La Cina ha sospeso il divieto di esportazione verso gli Stati Uniti di una serie di metalli e materiali strategici — tra cui gallio, antimonio e germanio — segnando un importante gesto di distensione nel contesto della guerra commerciale e tecnologica con Washington
La decisione, annunciata il 7 novembre e valida fino al 10 novembre 2026, arriva dopo mesi di tensioni legate ai dazi e alle restrizioni reciproche su semiconduttori e tecnologie avanzate.

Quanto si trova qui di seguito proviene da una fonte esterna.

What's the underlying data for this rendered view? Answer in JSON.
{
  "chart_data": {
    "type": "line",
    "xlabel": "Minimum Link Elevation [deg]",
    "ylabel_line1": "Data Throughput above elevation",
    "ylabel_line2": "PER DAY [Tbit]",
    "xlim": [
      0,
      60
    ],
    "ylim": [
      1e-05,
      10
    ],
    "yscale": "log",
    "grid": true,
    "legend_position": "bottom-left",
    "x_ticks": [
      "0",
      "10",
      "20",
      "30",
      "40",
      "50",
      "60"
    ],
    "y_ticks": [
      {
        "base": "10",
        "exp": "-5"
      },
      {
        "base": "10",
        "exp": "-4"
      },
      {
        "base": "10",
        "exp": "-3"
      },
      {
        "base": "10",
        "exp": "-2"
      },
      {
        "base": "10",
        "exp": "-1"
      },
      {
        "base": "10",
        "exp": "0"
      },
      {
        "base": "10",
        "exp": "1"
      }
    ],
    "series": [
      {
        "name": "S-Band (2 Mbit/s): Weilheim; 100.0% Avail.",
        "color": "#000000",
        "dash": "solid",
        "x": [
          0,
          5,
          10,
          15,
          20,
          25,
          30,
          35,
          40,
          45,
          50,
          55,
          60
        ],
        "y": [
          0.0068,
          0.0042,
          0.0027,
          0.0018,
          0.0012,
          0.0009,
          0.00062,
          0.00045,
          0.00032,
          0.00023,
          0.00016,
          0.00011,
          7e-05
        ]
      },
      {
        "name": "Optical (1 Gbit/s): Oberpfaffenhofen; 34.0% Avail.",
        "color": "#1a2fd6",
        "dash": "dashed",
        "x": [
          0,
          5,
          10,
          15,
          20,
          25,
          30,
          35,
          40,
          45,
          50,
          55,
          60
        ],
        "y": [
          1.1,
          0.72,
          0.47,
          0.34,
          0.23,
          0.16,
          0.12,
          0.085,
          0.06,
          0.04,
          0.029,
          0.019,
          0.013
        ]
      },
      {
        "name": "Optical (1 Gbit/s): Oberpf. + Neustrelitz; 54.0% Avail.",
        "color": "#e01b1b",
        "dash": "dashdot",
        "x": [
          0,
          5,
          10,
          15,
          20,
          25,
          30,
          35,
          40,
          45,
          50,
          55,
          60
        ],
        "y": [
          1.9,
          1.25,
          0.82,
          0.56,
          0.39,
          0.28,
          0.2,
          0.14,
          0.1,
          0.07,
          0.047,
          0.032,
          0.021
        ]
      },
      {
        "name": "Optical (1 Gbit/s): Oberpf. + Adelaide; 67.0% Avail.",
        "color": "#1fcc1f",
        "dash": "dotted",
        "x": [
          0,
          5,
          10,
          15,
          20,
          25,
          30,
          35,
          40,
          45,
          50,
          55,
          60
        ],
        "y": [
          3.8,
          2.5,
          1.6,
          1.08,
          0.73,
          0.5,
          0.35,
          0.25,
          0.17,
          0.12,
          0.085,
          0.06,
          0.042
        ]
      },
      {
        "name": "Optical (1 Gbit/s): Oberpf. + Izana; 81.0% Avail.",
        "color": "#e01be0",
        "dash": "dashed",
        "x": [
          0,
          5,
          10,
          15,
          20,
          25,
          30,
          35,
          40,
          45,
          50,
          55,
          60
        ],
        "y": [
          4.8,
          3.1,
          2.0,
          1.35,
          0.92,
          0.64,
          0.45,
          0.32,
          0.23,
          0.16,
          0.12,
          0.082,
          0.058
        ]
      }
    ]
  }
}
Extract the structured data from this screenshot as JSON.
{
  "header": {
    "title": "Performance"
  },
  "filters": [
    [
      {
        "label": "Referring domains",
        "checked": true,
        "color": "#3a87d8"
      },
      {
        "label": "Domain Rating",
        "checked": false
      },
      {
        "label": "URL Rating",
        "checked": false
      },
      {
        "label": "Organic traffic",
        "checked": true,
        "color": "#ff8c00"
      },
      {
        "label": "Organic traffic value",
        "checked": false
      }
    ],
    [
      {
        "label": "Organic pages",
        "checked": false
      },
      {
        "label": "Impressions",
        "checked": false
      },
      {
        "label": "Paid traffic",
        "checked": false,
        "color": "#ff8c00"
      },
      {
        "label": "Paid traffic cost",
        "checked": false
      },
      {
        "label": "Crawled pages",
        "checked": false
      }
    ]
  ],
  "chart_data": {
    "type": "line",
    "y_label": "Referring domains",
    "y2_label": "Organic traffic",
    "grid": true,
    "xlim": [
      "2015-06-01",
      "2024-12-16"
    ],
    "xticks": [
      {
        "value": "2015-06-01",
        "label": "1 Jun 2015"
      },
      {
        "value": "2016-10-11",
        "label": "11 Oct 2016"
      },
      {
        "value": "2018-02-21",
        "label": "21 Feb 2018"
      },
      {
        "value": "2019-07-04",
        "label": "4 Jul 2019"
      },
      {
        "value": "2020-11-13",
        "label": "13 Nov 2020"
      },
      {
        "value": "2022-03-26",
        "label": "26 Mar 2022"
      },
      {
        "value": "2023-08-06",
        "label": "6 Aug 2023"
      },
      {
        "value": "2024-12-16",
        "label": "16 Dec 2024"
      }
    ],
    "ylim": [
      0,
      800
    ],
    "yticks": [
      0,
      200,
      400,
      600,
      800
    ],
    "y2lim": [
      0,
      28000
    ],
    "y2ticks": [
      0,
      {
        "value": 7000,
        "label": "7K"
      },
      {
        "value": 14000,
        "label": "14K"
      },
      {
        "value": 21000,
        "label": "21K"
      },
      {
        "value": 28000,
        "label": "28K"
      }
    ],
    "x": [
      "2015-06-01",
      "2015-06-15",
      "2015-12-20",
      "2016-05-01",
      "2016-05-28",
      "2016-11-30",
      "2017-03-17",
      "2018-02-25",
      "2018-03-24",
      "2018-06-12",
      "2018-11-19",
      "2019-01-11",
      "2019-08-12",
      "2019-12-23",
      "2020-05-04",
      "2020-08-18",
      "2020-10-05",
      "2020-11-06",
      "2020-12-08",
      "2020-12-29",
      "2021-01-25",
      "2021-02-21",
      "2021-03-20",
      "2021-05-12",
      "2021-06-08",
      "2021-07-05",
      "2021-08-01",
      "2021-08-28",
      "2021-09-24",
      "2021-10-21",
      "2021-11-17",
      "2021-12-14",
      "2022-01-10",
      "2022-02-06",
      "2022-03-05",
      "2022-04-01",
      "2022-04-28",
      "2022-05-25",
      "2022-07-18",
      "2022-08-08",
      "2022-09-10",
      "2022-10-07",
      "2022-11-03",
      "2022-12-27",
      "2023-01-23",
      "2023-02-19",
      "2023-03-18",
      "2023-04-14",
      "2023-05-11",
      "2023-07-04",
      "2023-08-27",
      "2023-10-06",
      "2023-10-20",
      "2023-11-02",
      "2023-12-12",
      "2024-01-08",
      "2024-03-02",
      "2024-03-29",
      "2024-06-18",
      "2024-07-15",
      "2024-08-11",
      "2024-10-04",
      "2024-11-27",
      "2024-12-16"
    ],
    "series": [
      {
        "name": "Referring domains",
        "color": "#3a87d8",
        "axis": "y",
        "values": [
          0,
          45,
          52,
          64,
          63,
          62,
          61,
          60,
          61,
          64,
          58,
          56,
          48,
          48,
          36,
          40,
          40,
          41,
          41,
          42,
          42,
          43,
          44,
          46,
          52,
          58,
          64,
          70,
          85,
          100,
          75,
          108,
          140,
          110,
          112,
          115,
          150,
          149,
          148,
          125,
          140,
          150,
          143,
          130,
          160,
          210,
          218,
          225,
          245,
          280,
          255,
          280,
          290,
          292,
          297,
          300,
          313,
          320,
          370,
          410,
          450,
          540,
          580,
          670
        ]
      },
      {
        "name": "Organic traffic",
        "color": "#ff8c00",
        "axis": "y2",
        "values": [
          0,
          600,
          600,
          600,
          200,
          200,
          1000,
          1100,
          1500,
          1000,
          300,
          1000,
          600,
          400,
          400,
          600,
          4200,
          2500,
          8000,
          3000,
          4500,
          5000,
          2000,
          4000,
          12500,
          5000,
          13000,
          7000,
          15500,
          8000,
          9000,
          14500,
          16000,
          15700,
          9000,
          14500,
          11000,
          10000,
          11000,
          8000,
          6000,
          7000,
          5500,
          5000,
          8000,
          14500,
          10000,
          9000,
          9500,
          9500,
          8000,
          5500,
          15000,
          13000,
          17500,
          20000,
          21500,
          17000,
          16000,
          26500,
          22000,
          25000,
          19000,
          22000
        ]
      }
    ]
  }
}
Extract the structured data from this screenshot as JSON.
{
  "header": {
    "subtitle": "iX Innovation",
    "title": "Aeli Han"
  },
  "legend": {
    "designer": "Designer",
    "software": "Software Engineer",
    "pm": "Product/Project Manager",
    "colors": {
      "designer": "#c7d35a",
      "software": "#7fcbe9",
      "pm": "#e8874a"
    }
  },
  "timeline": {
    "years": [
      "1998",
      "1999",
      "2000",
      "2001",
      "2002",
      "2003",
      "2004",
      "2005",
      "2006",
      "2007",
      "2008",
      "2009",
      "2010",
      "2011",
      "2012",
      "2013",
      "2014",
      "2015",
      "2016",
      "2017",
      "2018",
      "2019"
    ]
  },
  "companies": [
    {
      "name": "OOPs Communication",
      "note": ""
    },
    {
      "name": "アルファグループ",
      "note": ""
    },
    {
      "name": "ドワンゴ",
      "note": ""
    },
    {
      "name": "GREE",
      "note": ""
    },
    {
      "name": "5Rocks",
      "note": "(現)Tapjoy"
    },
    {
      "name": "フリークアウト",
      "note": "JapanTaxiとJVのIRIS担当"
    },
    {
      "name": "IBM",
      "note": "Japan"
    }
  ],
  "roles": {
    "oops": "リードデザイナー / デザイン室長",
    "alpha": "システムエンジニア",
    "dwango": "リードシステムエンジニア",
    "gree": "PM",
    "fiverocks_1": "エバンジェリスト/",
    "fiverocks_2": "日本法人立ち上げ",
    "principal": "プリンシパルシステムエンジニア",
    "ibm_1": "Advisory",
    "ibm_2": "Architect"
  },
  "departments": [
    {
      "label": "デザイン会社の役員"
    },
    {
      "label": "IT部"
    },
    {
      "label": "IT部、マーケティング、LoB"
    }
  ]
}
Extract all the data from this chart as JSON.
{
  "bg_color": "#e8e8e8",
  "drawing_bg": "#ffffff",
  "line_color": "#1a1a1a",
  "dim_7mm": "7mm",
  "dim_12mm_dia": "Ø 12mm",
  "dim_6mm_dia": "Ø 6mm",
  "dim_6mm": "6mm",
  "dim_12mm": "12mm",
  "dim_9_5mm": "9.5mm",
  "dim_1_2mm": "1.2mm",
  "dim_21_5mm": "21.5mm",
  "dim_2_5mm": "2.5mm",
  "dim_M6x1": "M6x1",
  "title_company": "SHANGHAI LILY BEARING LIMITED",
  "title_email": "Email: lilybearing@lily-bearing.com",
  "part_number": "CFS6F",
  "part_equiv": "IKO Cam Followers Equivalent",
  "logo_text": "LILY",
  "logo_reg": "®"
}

Pechino sospende il blocco dei metalli rari verso gli Stati Uniti
La mossa, comunicata dal ministero del Commercio (Mofcom), sospende l’attuazione di sei provvedimenti — tra cui gli annunci emessi congiuntamente con l’Amministrazione generale delle dogane — che introducevano severi controlli sull’export di materiali strategici. Oltre ai metalli rari come gallio, germanio e antimonio, la sospensione riguarda anche materiali superduri, batterie al litio e grafite sintetica, fondamentali per la produzione di chip, veicoli elettrici e componenti energetiche avanzate.
Il divieto originario, annunciato il 9 ottobre, era stato interpretato come una risposta diretta ai dazi imposti da Washington e alle restrizioni sull’export di semiconduttori verso aziende cinesi. La decisione di Pechino di sospendere tali misure suggerisce ora un tentativo di riequilibrare la relazione economica con gli Stati Uniti, in un momento in cui entrambi i Paesi cercano di evitare un’escalation commerciale che danneggerebbe le rispettive filiere industriali.
Oltre la sospensione: Pechino prepara un nuovo regime di licenze
Dietro la sospensione annunciata dal Mofcom, la Cina sta già lavorando a un nuovo regime di licenze per l’export di terre rare, pensato per velocizzare le spedizioni ma non per eliminare del tutto i controlli. Secondo fonti industriali citate da Reuters, il ministero ha informato alcune aziende esportatrici che potranno in futuro richiedere permessi semplificati di durata annuale, validi per volumi potenzialmente più ampi rispetto al passato.
Il nuovo sistema, tuttavia, non rappresenta un ritorno al libero mercato delle terre rare. Le licenze resteranno più difficili da ottenere per gli utilizzatori collegati ai settori della difesa o ad applicazioni sensibili, e Pechino manterrà la possibilità di modulare tempi e autorizzazioni come strumento di pressione strategica.
Le restrizioni introdotte ad aprile e ampliate in ottobre obbligavano gli esportatori a richiedere un permesso per ogni singolo carico, un processo complesso che aveva rallentato le forniture e causato carenze in segmenti chiave, come l’industria automobilistica e quella dei semiconduttori. Delle circa duemila richieste presentate dalle imprese europee, solo poco più della metà sarebbe stata approvata.
Un equilibrio precario tra apertura e controllo
Il nuovo schema di licenze, valido per un anno, riflette un equilibrio tattico: da un lato la volontà di Pechino di allentare la tensione dopo l’accordo raggiunto tra Donald Trump e Xi Jinping; dall’altro la necessità di non rinunciare a uno degli strumenti di leva più efficaci nella competizione tecnologica con Washington.
Le terre rare — di cui la Cina controlla oltre il 90% della produzione mondiale e quasi tutta la capacità di raffinazione — restano infatti una risorsa strategica per applicazioni civili e militari, dai veicoli elettrici ai missili guidati. In questo senso, la sospensione delle restrizioni e l’introduzione di licenze generalizzate non segnano la fine del controllo cinese, ma piuttosto il passaggio a una gestione più flessibile e politicamente calibrata delle forniture globali.
La mossa di Pechino va letta come una tregua tattica, non come un disinnesco strategico. La Cina intende mantenere il controllo su un settore cruciale per la transizione energetica e la difesa, ma mostra la volontà di attenuare lo scontro commerciale con Washington. Il messaggio implicito è chiaro: Pechino resta aperta al dialogo, ma le materie prime che alimentano l’economia tecnologica globale continueranno a essere anche una leva di potere geopolitico.